Dynamic Drone based Reconstruction.
Tang et al. introduced DroneSplat [Fig. 1a], a robust 3D Gaussian Splatting (3DGS) framework tailored to aerial imagery collected by drones in uncontrolled environments. They address two critical challenges: dynamic distractors (e.g., vehicles, people) and sparse viewpoints typical of single flight drone captures. Their method integrates adaptive masking via segmentation and statistical residuals, and uses a voxel guided optimization strategy initialized by multi-view stereo. This combination allows the system to suppress non-static elements and improve novel view rendering under limited coverage. Figure 2a shows how DroneSplat improves geometric consistency and removes artifacts compared to standard 3DGS [Fig. 2b] in dynamic scenes.



Thermodynamics guided 4D Thermal Modeling.
While prior work has focused largely on static thermal reconstruction, Yang et al. proposed NTR-Gaussian [Fig. 3a], a framework that models thermal dynamics over time. By leveraging aerial TIR imagery and synthetic RGB frames, their method predicts temperature evolution across night scenes using 4D Gaussian Splatting informed by physical laws. A pair of networks estimate emissivity, heat capacity, and convective heat transfer, enabling temperature to be inferred at any future time using numerical integration. This approach represents the first physically consistent modeling of time varying thermal fields in outdoor 3D scenes. Figure 3b shows the thermodynamic theory behind NTR-Gaussian, showing the interplay between solar absorption and nighttime radiative convective heat dissipation.

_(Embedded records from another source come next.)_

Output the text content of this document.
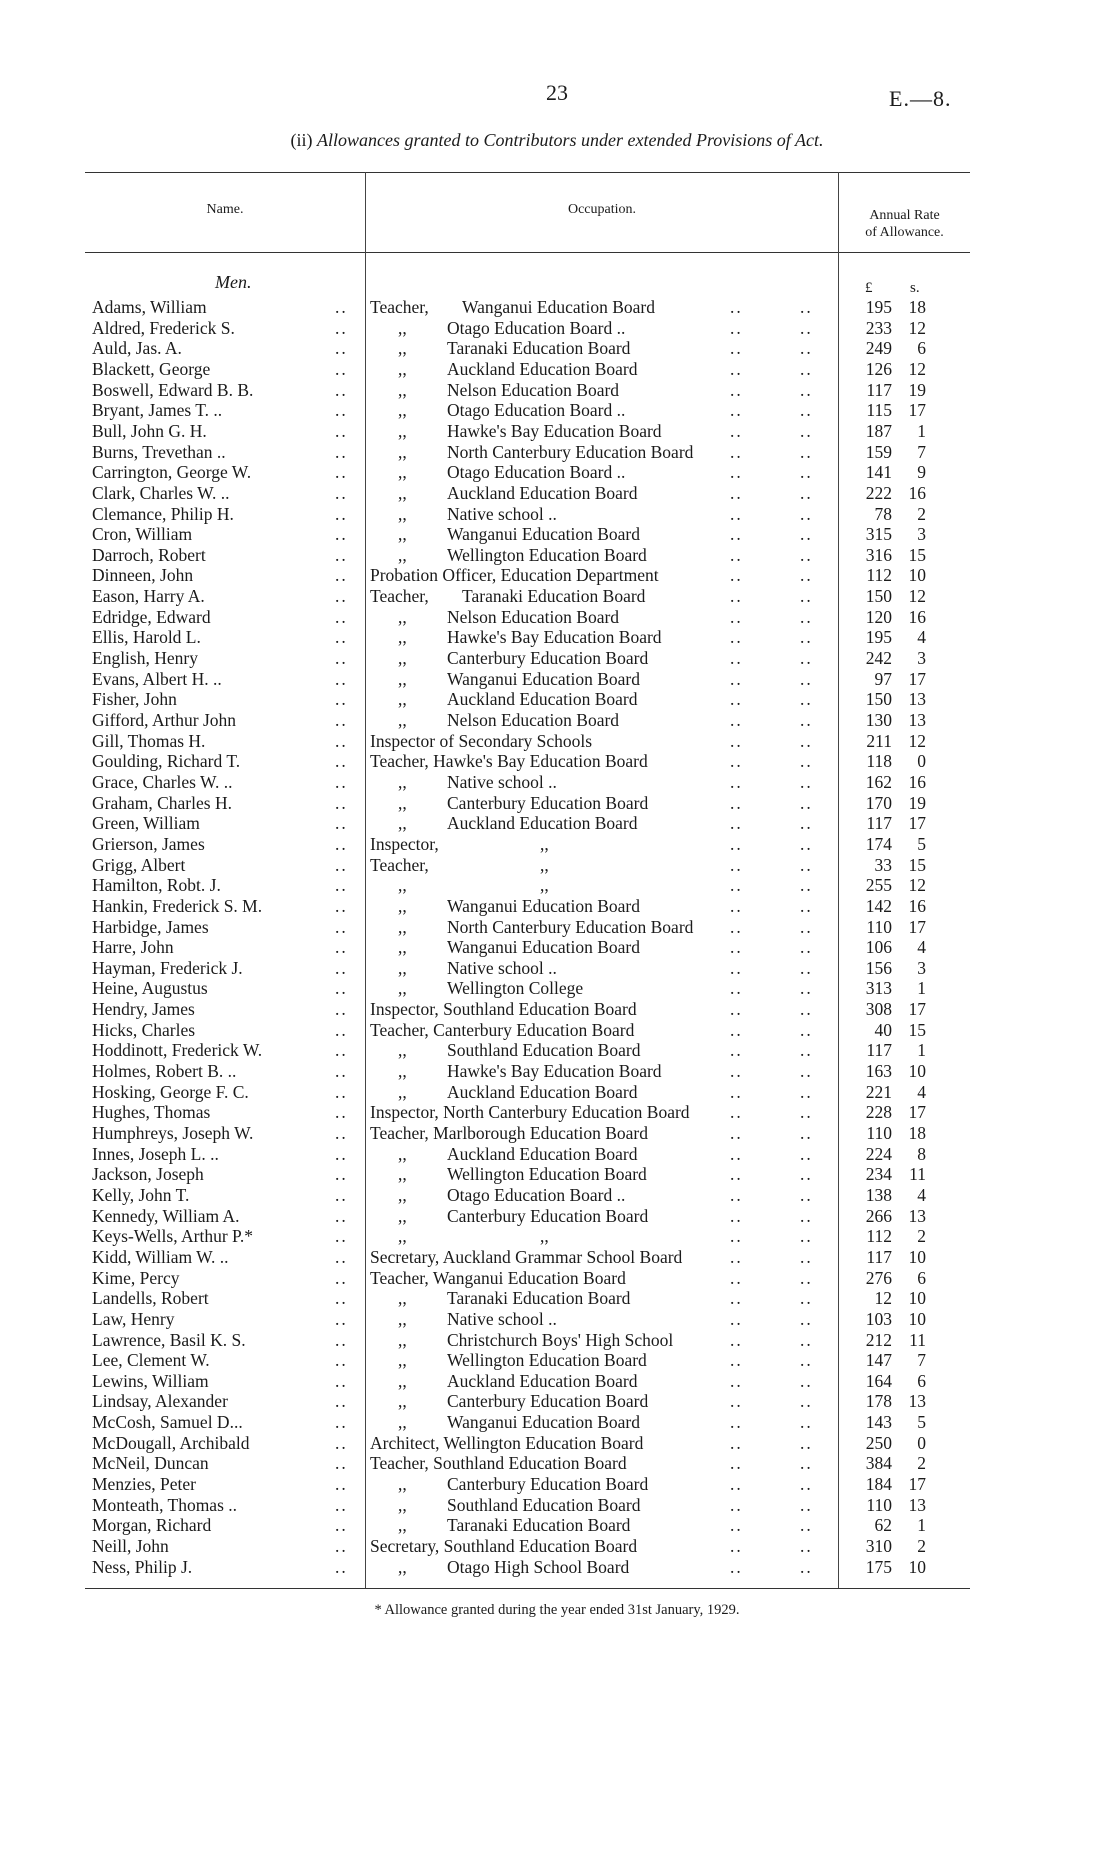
23	E.—8.
(ii) Allowances granted to Contributors under extended Provisions of Act.
Name.	Occupation.	Annual Rate
of Allowance.
Men.	£	s.
Adams, William	.. Teacher, Wanganui Education Board	..	..	195 18
Aldred, Frederick S.	..	,, Otago Education Board ..	..	..	233 12
Auld, Jas. A.	..	,, Taranaki Education Board	..	..	249	6
Blackett, George	..	,, Auckland Education Board	..	..	126 12
Boswell, Edward B. B.	..	,, Nelson Education Board	..	..	117 19
Bryant, James T. ..	..	,, Otago Education Board ..	..	..	115 17
Bull, John G. H.	..	,, Hawke's Bay Education Board	..	..	187	1
Burns, Trevethan ..	..	,, North Canterbury Education Board ..	..	159	7
Carrington, George W.	..	,, Otago Education Board ..	..	..	141	9
Clark, Charles W. ..	..	,, Auckland Education Board	..	..	222 16
Clemance, Philip H.	..	,, Native school ..	..	..	78	2
Cron, William	..	,, Wanganui Education Board	..	..	315	3
Darroch, Robert	..	,, Wellington Education Board	..	..	316 15
Dinneen, John	.. Probation Officer, Education Department	..	..	112 10
Eason, Harry A.	.. Teacher, Taranaki Education Board	..	..	150 12
Edridge, Edward	..	,, Nelson Education Board	..	..	120 16
Ellis, Harold L.	..	,, Hawke's Bay Education Board	..	..	195	4
English, Henry	..	,, Canterbury Education Board	..	..	242	3
Evans, Albert H. ..	..	,, Wanganui Education Board	..	..	97 17
Fisher, John	..	,, Auckland Education Board	..	..	150 13
Gifford, Arthur John	..	,, Nelson Education Board	..	..	130 13
Gill, Thomas H.	.. Inspector of Secondary Schools	..	..	211 12
Goulding, Richard T.	.. Teacher, Hawke's Bay Education Board	..	..	118	0
Grace, Charles W. ..	..	,, Native school ..	..	..	162 16
Graham, Charles H.	..	,, Canterbury Education Board	..	..	170 19
Green, William	..	,, Auckland Education Board	..	..	117 17
Grierson, James	.. Inspector,	,,	..	..	174	5
Grigg, Albert	.. Teacher,	,,	..	..	33 15
Hamilton, Robt. J.	..	,,	,,	..	..	255 12
Hankin, Frederick S. M.	..	,, Wanganui Education Board	..	..	142 16
Harbidge, James	..	,, North Canterbury Education Board ..	..	110 17
Harre, John	..	,, Wanganui Education Board	..	..	106	4
Hayman, Frederick J.	..	,, Native school ..	..	..	156	3
Heine, Augustus	..	,, Wellington College	..	..	313	1
Hendry, James	.. Inspector, Southland Education Board	..	..	308 17
Hicks, Charles	.. Teacher, Canterbury Education Board	..	..	40 15
Hoddinott, Frederick W.	..	,, Southland Education Board	..	..	117	1
Holmes, Robert B. ..	..	,, Hawke's Bay Education Board	..	..	163 10
Hosking, George F. C.	..	,, Auckland Education Board	..	..	221	4
Hughes, Thomas	.. Inspector, North Canterbury Education Board ..	..	228 17
Humphreys, Joseph W.	.. Teacher, Marlborough Education Board	..	..	110 18
Innes, Joseph L. ..	..	,, Auckland Education Board	..	..	224	8
Jackson, Joseph	..	,, Wellington Education Board	..	..	234 11
Kelly, John T.	..	,, Otago Education Board ..	..	..	138	4
Kennedy, William A.	..	,, Canterbury Education Board	..	..	266 13
Keys-Wells, Arthur P.*	..	,,	,,	..	..	112	2
Kidd, William W. ..	.. Secretary, Auckland Grammar School Board	..	..	117 10
Kime, Percy	.. Teacher, Wanganui Education Board	..	..	276	6
Landells, Robert	..	,, Taranaki Education Board	..	..	12 10
Law, Henry	..	,, Native school ..	..	..	103 10
Lawrence, Basil K. S.	..	,, Christchurch Boys' High School	..	..	212 11
Lee, Clement W.	..	,, Wellington Education Board	..	..	147	7
Lewins, William	..	,, Auckland Education Board	..	..	164	6
Lindsay, Alexander	..	,, Canterbury Education Board	..	..	178 13
McCosh, Samuel D...	..	,, Wanganui Education Board	..	..	143	5
McDougall, Archibald	.. Architect, Wellington Education Board	..	..	250	0
McNeil, Duncan	.. Teacher, Southland Education Board	..	..	384	2
Menzies, Peter	..	,, Canterbury Education Board	..	..	184 17
Monteath, Thomas ..	..	,, Southland Education Board	..	..	110 13
Morgan, Richard	..	,, Taranaki Education Board	..	..	62	1
Neill, John	.. Secretary, Southland Education Board	..	..	310	2
Ness, Philip J.	..	,, Otago High School Board	..	..	175 10
* Allowance granted during the year ended 31st January, 1929.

Perceptually guided Diffusion for Infrared Super-Resolution.
Li et al. proposed DifIISR, a diffusion based model for infrared image super-resolution (IISR) that goes beyond visual fidelity to incorporate perceptual relevance for downstream tasks like segmentation and detection. The method introduces gradient based guidance during the reverse diffusion process, using both visual frequency priors and perceptual features from pretrained models such as VGG and SAM. As a result, DifIISR achieves improved performance not just in PSNR and SSIM, but also in high level tasks under low light or noisy infrared conditions. Figure 4a demonstrates how their method preserves fine texture and semantic integrity compared to prior IISR methods.

Conclusion
To build a real-time 3D thermal Gaussian splatting pipeline, it is essential to integrate the complementary strengths of the three aforementioned directions. First, handling dynamic aerial imagery in uncontrolled environments requires robust scene modeling under sparse and inconsistent viewpoints, as addressed by DroneSplat. Second, accurate thermal reconstruction demands temporal and temperature aware representations grounded in physical principles, as demonstrated by NTR-Gaussian. Finally, the inherent limitations of infrared imagery such as low contrast, noise, and loss of detail, must be mitigated through perceptually guided enhancement techniques, as introduced in DifIISR. These works highlight essential tasks that we aim to adapt and integrate into a unified system for real-time, high fidelity 3D thermal reconstruction.